Rite Aid’s plan to close more stores as part of its bankruptcy process could hurt access to medicine and care, particularly in some majority-black and Hispanic neighborhoods and in rural areas, experts say.
The drugstore chain said late Sunday that its voluntary Chapter 11 process will allow it to accelerate its plan to close underperforming stores. The company operates more than 2,000 stores, mostly on the East and West coasts.
It said it doesn’t know yet which ones will close, but The Wall Street Journal reported last month that the company had proposed closing 400 to 500 of them.
Dima Qato, an associate professor at the University of Southern California who studies pharmacy access, said that when drugstore chains close stores, they often target locations in low-income, black and Latino neighborhoods where people are covered by government-funded insurance programs like Medicaid.
“They tend to close in those neighborhoods regardless of whether there is another pharmacy nearby or not,” Qato said.

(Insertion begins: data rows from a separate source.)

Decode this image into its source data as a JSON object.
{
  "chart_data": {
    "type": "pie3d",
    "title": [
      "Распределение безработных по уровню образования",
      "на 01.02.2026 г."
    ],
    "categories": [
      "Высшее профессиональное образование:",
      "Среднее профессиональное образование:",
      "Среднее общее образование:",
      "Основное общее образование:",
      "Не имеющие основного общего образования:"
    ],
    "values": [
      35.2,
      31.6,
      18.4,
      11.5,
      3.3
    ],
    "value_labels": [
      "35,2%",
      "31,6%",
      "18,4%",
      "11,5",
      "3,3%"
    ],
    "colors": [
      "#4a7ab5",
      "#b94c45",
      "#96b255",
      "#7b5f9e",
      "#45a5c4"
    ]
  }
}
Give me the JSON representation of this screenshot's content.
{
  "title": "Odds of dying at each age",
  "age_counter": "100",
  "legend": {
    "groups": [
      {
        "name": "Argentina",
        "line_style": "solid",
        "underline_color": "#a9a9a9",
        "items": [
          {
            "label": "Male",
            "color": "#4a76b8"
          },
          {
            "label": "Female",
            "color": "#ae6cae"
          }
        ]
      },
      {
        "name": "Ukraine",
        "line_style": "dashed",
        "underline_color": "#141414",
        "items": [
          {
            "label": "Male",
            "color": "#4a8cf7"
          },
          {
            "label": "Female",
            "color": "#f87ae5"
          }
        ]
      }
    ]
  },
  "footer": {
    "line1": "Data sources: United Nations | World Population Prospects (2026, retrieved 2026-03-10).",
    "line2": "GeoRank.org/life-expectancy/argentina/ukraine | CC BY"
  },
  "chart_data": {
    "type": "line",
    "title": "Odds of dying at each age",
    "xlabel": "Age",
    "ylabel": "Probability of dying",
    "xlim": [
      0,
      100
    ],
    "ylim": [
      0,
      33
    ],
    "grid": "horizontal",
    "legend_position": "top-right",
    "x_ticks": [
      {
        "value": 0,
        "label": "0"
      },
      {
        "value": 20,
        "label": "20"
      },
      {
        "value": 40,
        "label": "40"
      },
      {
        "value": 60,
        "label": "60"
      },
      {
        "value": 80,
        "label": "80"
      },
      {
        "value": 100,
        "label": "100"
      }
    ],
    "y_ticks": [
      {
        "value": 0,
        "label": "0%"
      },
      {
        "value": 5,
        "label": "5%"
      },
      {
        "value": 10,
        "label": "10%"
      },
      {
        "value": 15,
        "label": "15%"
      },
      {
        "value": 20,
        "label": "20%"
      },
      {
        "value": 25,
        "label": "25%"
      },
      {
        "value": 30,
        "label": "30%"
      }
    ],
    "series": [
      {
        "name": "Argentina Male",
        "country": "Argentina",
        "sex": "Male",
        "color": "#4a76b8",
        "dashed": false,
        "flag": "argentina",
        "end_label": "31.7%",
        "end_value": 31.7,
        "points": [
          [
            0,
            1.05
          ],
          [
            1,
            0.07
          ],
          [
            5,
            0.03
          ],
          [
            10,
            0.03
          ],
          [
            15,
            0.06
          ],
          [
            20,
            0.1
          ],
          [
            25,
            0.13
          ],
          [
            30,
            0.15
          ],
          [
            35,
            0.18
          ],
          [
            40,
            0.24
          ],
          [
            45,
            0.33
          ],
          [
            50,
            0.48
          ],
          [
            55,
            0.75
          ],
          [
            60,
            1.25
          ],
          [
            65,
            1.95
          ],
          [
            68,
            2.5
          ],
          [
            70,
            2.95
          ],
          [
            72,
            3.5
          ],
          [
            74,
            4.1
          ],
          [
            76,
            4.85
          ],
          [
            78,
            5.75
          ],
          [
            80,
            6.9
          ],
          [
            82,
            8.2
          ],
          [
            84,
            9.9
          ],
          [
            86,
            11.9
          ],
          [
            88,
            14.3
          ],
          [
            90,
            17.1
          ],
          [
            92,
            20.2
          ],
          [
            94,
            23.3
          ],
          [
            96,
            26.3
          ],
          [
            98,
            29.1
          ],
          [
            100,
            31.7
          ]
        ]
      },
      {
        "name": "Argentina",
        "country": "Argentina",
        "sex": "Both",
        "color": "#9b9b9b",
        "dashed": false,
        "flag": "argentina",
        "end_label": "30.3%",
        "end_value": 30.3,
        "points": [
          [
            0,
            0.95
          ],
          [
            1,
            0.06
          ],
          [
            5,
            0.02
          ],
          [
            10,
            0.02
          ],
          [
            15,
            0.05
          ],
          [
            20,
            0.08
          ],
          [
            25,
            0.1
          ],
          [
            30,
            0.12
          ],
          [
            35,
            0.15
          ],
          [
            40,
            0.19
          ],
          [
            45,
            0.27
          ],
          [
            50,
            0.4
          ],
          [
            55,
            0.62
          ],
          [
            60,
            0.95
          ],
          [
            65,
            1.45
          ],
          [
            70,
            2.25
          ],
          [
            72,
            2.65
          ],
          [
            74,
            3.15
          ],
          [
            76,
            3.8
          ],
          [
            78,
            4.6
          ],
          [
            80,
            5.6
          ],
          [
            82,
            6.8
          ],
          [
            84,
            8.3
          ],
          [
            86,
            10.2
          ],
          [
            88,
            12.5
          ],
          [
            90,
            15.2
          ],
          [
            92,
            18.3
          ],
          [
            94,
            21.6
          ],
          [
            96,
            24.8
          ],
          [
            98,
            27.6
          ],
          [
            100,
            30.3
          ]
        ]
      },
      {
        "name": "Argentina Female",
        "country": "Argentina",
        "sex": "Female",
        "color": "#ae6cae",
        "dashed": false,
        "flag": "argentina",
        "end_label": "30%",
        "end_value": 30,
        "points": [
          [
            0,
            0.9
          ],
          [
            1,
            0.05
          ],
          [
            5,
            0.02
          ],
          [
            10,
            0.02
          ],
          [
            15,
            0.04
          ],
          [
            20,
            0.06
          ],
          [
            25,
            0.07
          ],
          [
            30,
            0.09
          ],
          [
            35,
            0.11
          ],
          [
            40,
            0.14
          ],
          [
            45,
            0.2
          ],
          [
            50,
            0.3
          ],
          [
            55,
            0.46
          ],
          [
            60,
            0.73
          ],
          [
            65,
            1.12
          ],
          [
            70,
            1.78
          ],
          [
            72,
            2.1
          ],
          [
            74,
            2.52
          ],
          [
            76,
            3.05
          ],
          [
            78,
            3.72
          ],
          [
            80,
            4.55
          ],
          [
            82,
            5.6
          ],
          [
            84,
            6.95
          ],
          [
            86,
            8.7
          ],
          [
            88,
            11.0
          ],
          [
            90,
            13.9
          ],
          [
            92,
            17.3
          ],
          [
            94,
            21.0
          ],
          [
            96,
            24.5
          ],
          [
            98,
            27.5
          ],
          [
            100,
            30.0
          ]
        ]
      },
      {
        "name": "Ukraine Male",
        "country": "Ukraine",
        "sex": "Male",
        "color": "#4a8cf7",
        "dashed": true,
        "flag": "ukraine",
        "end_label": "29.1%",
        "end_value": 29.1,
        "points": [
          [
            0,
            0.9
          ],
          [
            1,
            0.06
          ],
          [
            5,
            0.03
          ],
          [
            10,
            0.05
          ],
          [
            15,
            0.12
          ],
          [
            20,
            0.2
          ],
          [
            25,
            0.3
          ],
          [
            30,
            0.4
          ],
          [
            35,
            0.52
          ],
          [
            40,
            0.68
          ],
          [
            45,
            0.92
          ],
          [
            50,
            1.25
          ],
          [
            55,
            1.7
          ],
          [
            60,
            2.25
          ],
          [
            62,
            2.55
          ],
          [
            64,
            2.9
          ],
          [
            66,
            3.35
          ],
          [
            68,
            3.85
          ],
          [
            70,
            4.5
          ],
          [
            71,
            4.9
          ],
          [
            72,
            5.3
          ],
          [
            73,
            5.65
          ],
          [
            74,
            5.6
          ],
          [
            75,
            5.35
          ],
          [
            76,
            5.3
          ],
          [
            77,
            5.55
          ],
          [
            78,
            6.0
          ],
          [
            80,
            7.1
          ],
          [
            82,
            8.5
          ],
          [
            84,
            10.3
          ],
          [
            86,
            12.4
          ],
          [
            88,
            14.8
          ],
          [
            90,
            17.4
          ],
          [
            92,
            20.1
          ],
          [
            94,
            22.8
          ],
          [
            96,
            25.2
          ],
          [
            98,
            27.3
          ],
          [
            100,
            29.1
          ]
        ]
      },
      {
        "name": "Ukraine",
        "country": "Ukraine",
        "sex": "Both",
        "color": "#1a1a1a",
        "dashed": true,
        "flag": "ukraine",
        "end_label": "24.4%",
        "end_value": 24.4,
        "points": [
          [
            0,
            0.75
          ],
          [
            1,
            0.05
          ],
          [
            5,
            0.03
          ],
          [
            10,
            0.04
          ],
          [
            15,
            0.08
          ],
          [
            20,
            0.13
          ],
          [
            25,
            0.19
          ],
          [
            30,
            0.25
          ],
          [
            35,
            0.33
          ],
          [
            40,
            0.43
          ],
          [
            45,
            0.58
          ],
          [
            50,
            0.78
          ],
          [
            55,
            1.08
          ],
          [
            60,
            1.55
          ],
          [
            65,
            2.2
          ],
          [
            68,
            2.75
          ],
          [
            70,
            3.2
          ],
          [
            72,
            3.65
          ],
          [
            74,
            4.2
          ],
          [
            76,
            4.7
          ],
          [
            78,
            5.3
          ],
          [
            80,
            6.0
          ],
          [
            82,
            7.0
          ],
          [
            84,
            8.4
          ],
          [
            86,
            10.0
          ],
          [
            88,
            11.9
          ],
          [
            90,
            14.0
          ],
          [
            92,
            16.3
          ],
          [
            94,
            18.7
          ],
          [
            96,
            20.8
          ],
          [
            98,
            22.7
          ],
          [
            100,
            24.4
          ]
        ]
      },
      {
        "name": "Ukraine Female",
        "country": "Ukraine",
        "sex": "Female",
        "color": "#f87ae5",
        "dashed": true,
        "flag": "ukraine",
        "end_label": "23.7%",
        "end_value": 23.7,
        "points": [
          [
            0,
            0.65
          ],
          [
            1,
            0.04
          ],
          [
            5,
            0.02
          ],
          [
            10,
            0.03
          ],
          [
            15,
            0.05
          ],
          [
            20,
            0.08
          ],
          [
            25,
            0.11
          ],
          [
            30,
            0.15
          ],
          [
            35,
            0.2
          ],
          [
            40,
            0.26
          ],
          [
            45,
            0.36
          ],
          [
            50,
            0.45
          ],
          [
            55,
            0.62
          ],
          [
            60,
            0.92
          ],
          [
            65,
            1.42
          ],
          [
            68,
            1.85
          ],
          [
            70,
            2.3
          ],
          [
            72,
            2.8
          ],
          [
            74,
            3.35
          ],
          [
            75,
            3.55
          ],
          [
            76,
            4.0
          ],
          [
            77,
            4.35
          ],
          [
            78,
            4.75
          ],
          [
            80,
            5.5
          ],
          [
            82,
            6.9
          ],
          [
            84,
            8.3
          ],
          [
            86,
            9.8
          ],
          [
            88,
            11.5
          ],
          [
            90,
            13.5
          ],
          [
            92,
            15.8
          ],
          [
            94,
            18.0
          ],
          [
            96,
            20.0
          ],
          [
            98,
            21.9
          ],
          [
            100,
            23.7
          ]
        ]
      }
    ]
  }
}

Rite Aid also has many stores in smaller, rural markets that don’t get as much business as big-city locations, noted Jeff Jonas, a Gabelli Funds portfolio manager who tracks drugstores. He expects the company to close several hundred stores over the next few years.
Closures can create “pharmacy deserts,” or neighborhoods without easy access to a drugstore. These can be poor neighborhoods where residents are less likely to own cars and a drugstore is more than half a mile away. It also refers to rural areas where drugstores may be miles away.